= Andrew Topping =

Scottish physician and expert in tropical medicine

Andrew Topping CMG FRSE (20 December 1890 – 26 August 1955) was a 20th-century Scottish physician and expert in tropical medicine. He played a major role in restoring European hospitals and health services after the Second World War.

==Life==
He was born in Aberdeen on 20 December 1890, the son of Robert Topping, a school inspector, and his wife, Robina Bayne. The family lived at 82 Stanley Street in Aberdeen.

He was educated at Robert Gordon's College then studied medicine at Aberdeen University, graduating in summer 1914.

His studies were interrupted by the First World War during which he served with the Royal Army Medical Corps in France, Gallipoli and Mesopotamia. When demobbed in 1919 he decided to stay in the Middle East, and joined the Anglo-Persian Oil Company in Abadan as senior medical officer. He returned to Aberdeen in 1922 to pursue a diploma in public health, which he gained in 1923 at the same time as receiving his doctorate (MD).

After brief periods in both Woolwich and Leicestershire, he became medical officer of health (MOH) to the Rochdale area. From 1930 to 1932 he made observations on maternal mortality and managed to halve the death rate, also doing much to address venereal disease in the area.

In 1932 he joined London County Council as medical superintendent of the Southern Fever Hospital. Then from 1933 to 1939 he was made senior medical officer to a group of London hospitals and laboratories under LCC care.

In 1938 he was elected a Fellow of the Royal Society of Edinburgh. His proposers were Edward Wyllie Fenton, Kenneth Braid, Alexander Charles Stephen, and Alfred Cameron.

At the outbreak of the Second World War he was appointed deputy to Sir Allen Daley, overseeing all London's hospitals. In 1943/44 he worked with Sir Archibald Gray composing a major report on the state of all London hospitals. In 1944 he was appointed acting director of European health to the United Nations Relief and Rehabilitation Administration.

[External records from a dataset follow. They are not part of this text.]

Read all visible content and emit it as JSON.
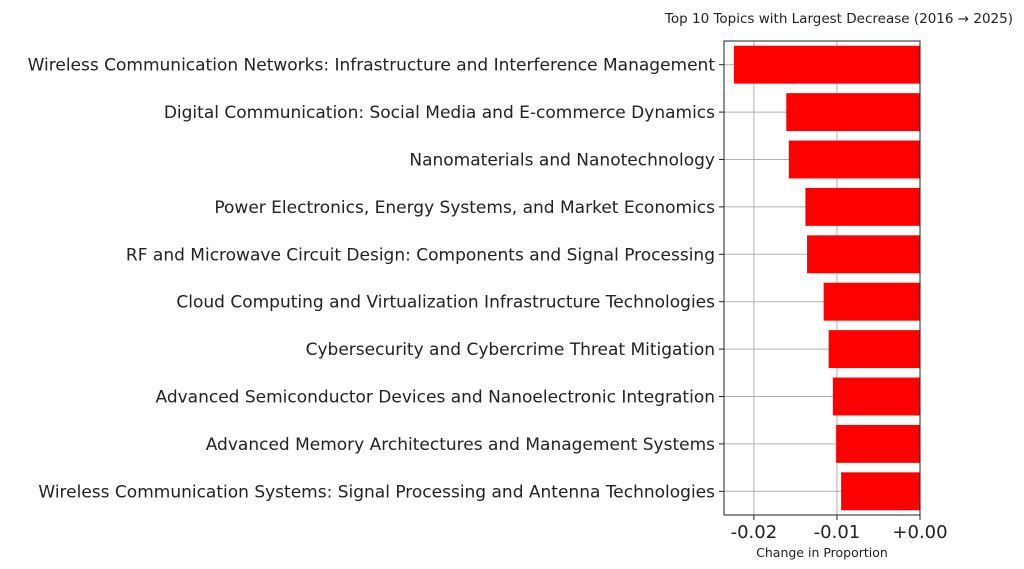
{
  "chart_data": {
    "type": "bar",
    "orientation": "horizontal",
    "title": "Top 10 Topics with Largest Decrease (2016 → 2025)",
    "xlabel": "Change in Proportion",
    "ylabel": "",
    "categories": [
      "Wireless Communication Networks: Infrastructure and Interference Management",
      "Digital Communication: Social Media and E-commerce Dynamics",
      "Nanomaterials and Nanotechnology",
      "Power Electronics, Energy Systems, and Market Economics",
      "RF and Microwave Circuit Design: Components and Signal Processing",
      "Cloud Computing and Virtualization Infrastructure Technologies",
      "Cybersecurity and Cybercrime Threat Mitigation",
      "Advanced Semiconductor Devices and Nanoelectronic Integration",
      "Advanced Memory Architectures and Management Systems",
      "Wireless Communication Systems: Signal Processing and Antenna Technologies"
    ],
    "values": [
      -0.0224,
      -0.0161,
      -0.0158,
      -0.0138,
      -0.0136,
      -0.0116,
      -0.011,
      -0.0105,
      -0.0101,
      -0.0095
    ],
    "xlim": [
      -0.0236,
      0.0
    ],
    "xticks": [
      -0.02,
      -0.01,
      0.0
    ],
    "xtick_labels": [
      "-0.02",
      "-0.01",
      "+0.00"
    ],
    "bar_color": "#ff0000",
    "grid": true,
    "legend": "none"
  }
}
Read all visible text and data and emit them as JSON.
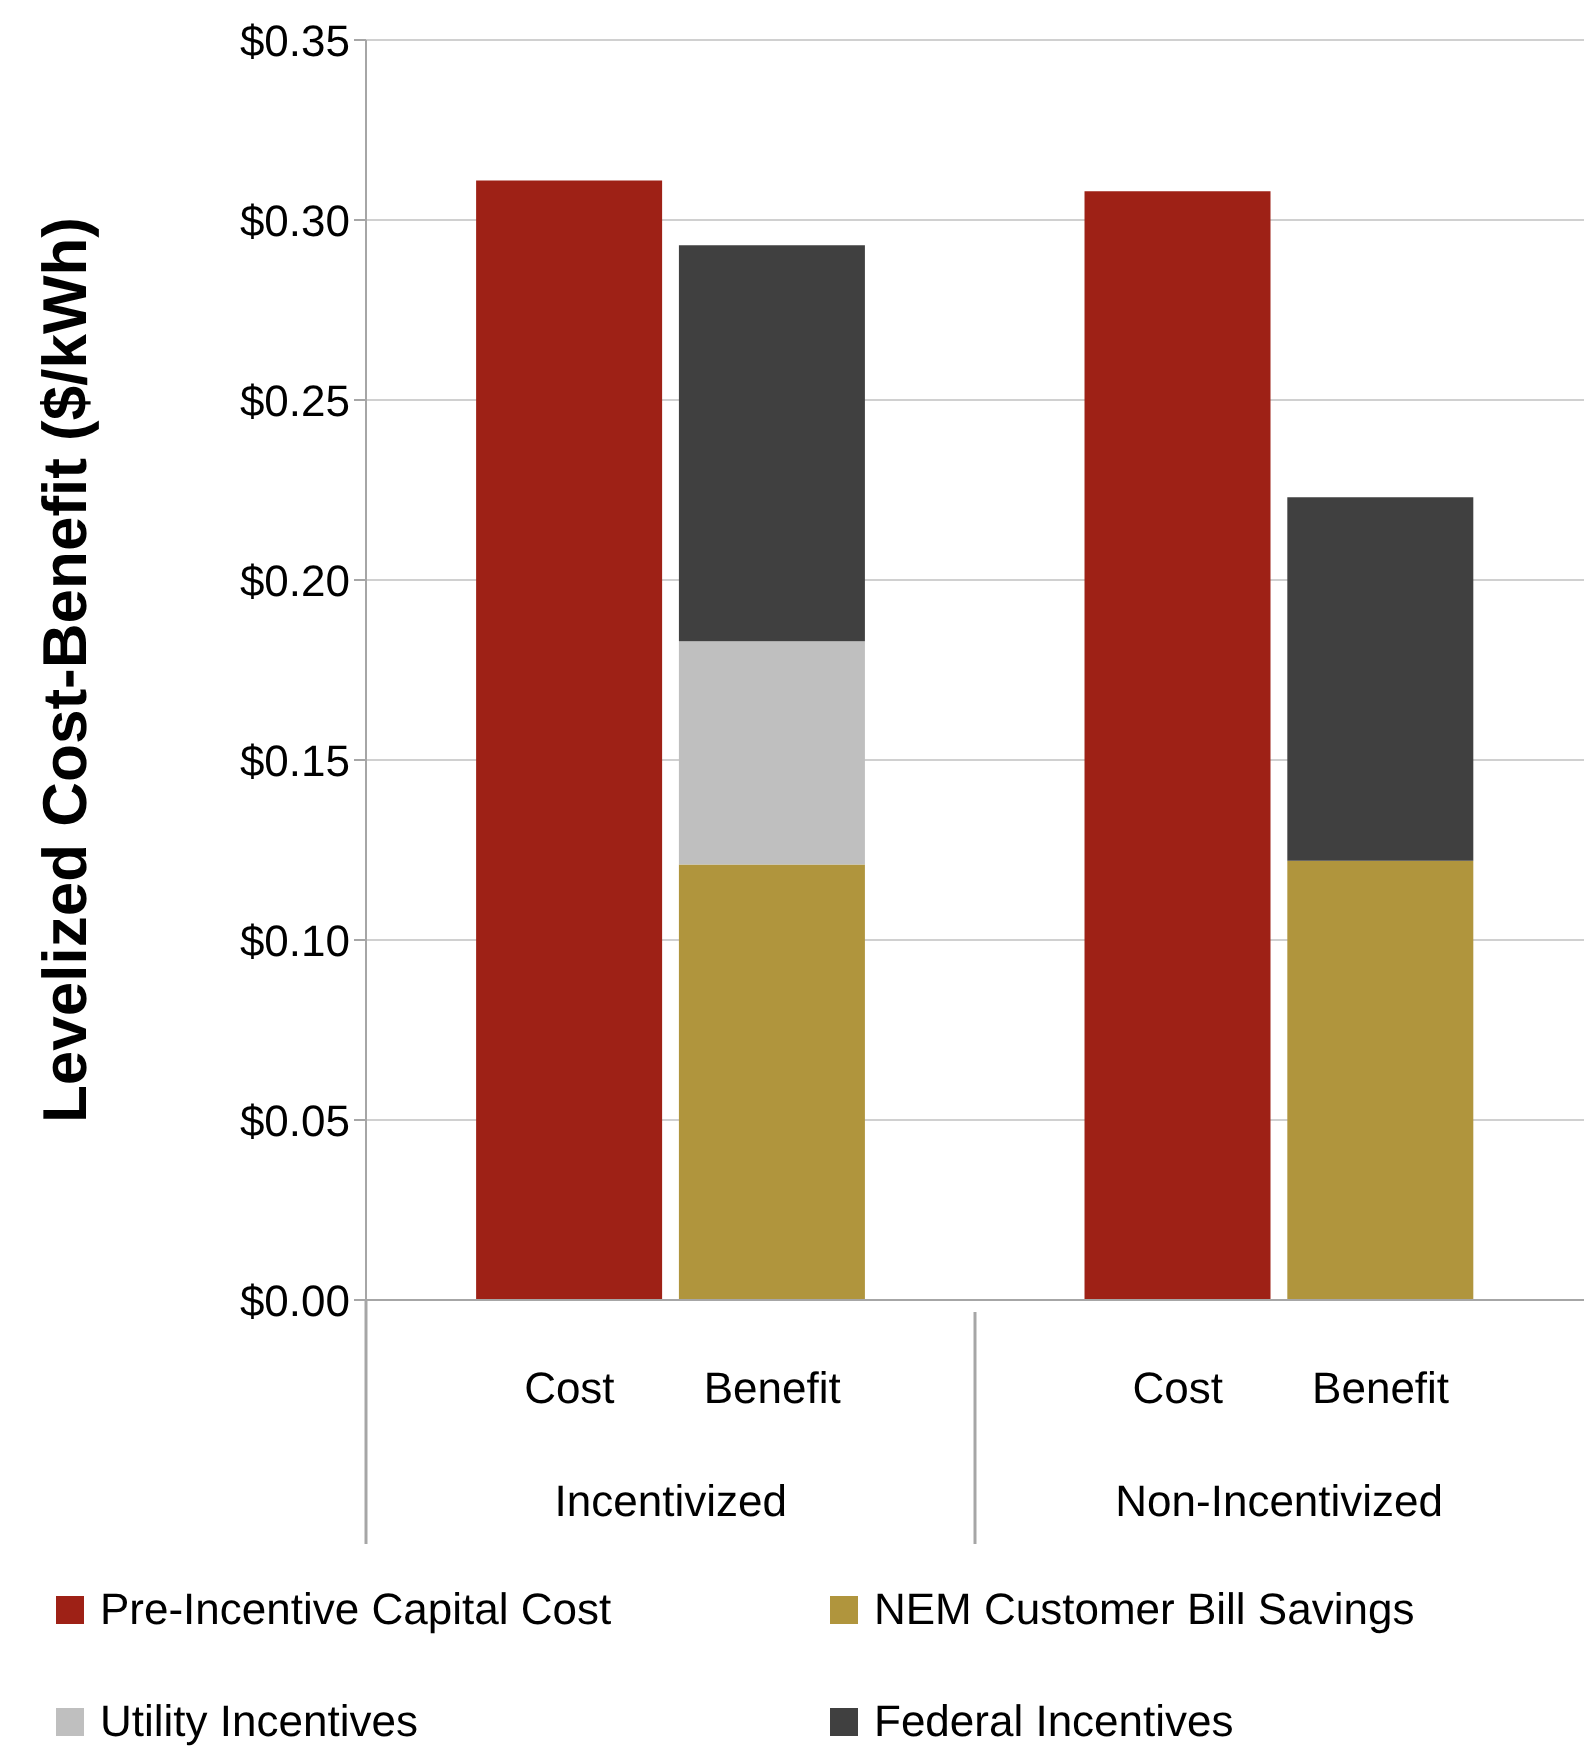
{
  "chart_data": {
    "type": "bar",
    "stacked": true,
    "ylabel": "Levelized Cost-Benefit ($/kWh)",
    "categories": [
      "Cost",
      "Benefit",
      null,
      "Cost",
      "Benefit"
    ],
    "annotations": [
      "Incentivized",
      "Non-Incentivized"
    ],
    "series": [
      {
        "name": "Pre-Incentive Capital Cost",
        "color": "#9e2116",
        "values": [
          0.311,
          null,
          null,
          0.308,
          null
        ]
      },
      {
        "name": "NEM Customer Bill Savings",
        "color": "#b0953d",
        "values": [
          null,
          0.121,
          null,
          null,
          0.122
        ]
      },
      {
        "name": "Utility Incentives",
        "color": "#bfbfbf",
        "values": [
          null,
          0.062,
          null,
          null,
          null
        ]
      },
      {
        "name": "Federal Incentives",
        "color": "#404040",
        "values": [
          null,
          0.11,
          null,
          null,
          0.101
        ]
      }
    ],
    "ylim": [
      0,
      0.35
    ],
    "yticks": [
      {
        "value": 0,
        "label": "$0.00"
      },
      {
        "value": 0.05,
        "label": "$0.05"
      },
      {
        "value": 0.1,
        "label": "$0.10"
      },
      {
        "value": 0.15,
        "label": "$0.15"
      },
      {
        "value": 0.2,
        "label": "$0.20"
      },
      {
        "value": 0.25,
        "label": "$0.25"
      },
      {
        "value": 0.3,
        "label": "$0.30"
      },
      {
        "value": 0.35,
        "label": "$0.35"
      }
    ],
    "grid": "y",
    "legend": "bottom"
  }
}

He had a staff of over 100 spread over 30 countries. In 1945 he became official deputy director in charge with the rehabilitation of European health services.

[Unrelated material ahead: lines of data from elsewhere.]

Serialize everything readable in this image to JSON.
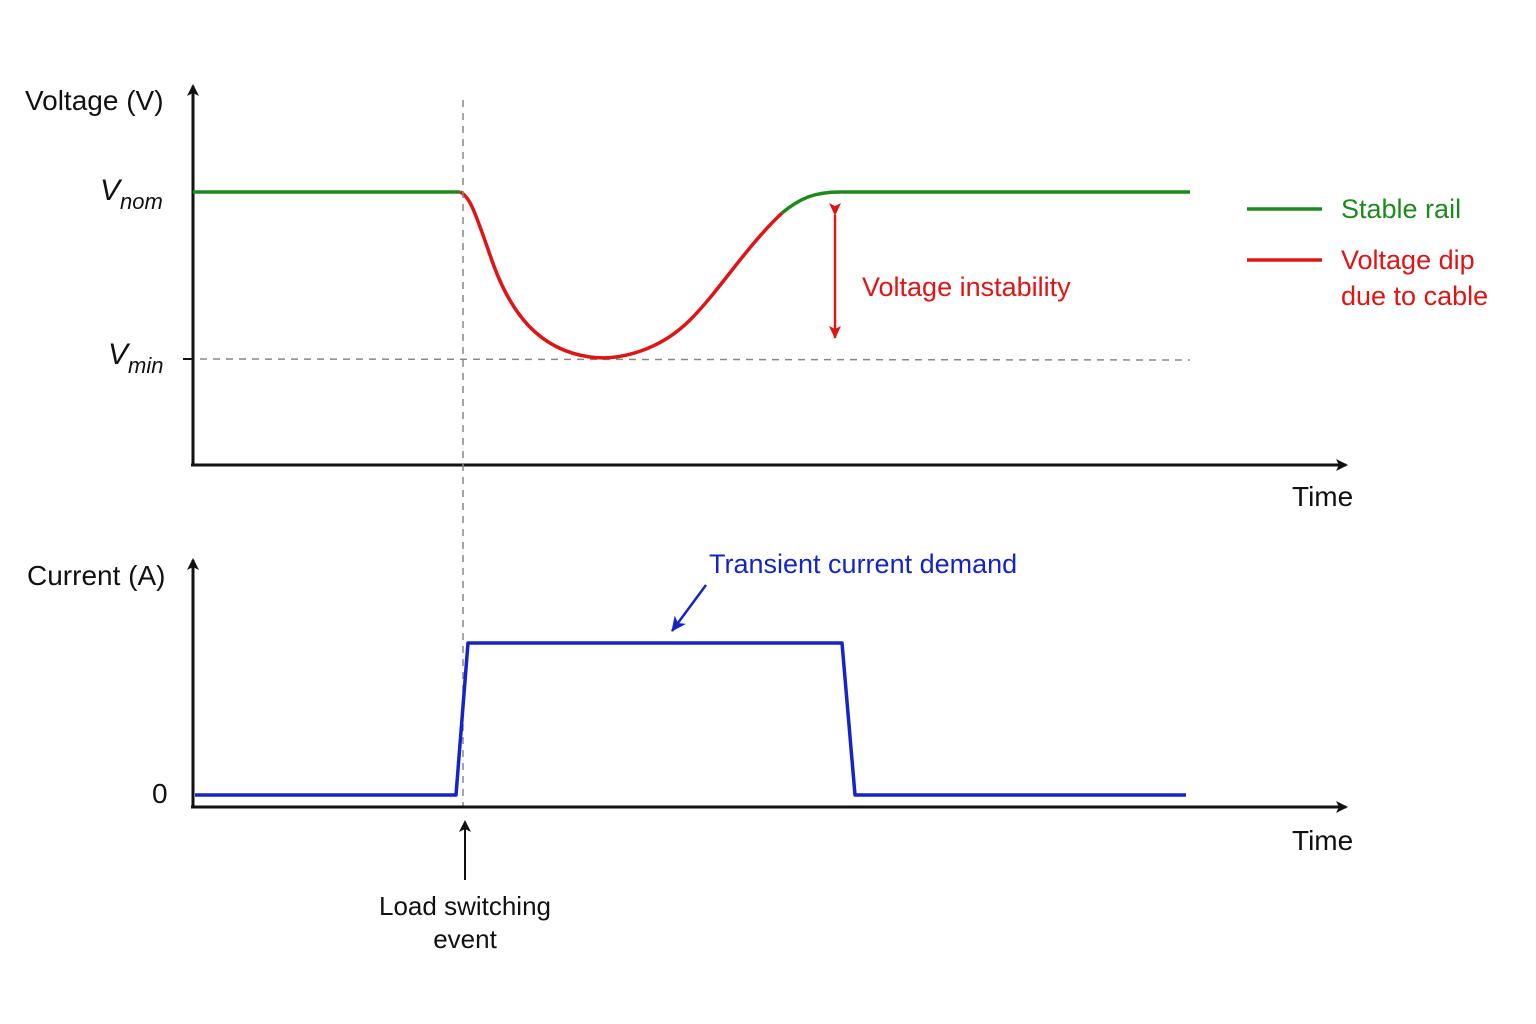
{
  "voltage_panel": {
    "y_axis_title": "Voltage (V)",
    "x_axis_title": "Time",
    "vnom_label": {
      "main": "V",
      "sub": "nom"
    },
    "vmin_label": {
      "main": "V",
      "sub": "min"
    },
    "instability_label": "Voltage instability"
  },
  "current_panel": {
    "y_axis_title": "Current (A)",
    "x_axis_title": "Time",
    "zero_label": "0",
    "demand_label": "Transient current demand"
  },
  "event": {
    "label_line1": "Load switching",
    "label_line2": "event"
  },
  "legend": {
    "items": [
      {
        "lines": [
          "Stable rail"
        ],
        "color": "#1e8a1e"
      },
      {
        "lines": [
          "Voltage dip",
          "due to cable"
        ],
        "color": "#e01414"
      }
    ]
  },
  "colors": {
    "stable": "#1e8a1e",
    "dip": "#e01414",
    "current": "#1424c8",
    "axis": "#111111",
    "guide": "#888888"
  }
}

Returning to London he lectured in public health at Charing Cross Hospital and became medical examiner to several universities, and the first professor of preventative and social medicine at Manchester University. He resigned in 1950 to become full-time dean of the School of Hygiene and Tropical Medicine in London.

He was created a Companion of the Order of St Michael and St George (CMG) in 1954.

He died on 26 August 1955 aged 64.

==Family==
In 1914 he was married to Alfreda ("Freda") Margaret Wood MA the daughter of Lyon Wood, a chemist in Stonehaven.

One son was killed in childhood. A second son and daughter went on to be doctors.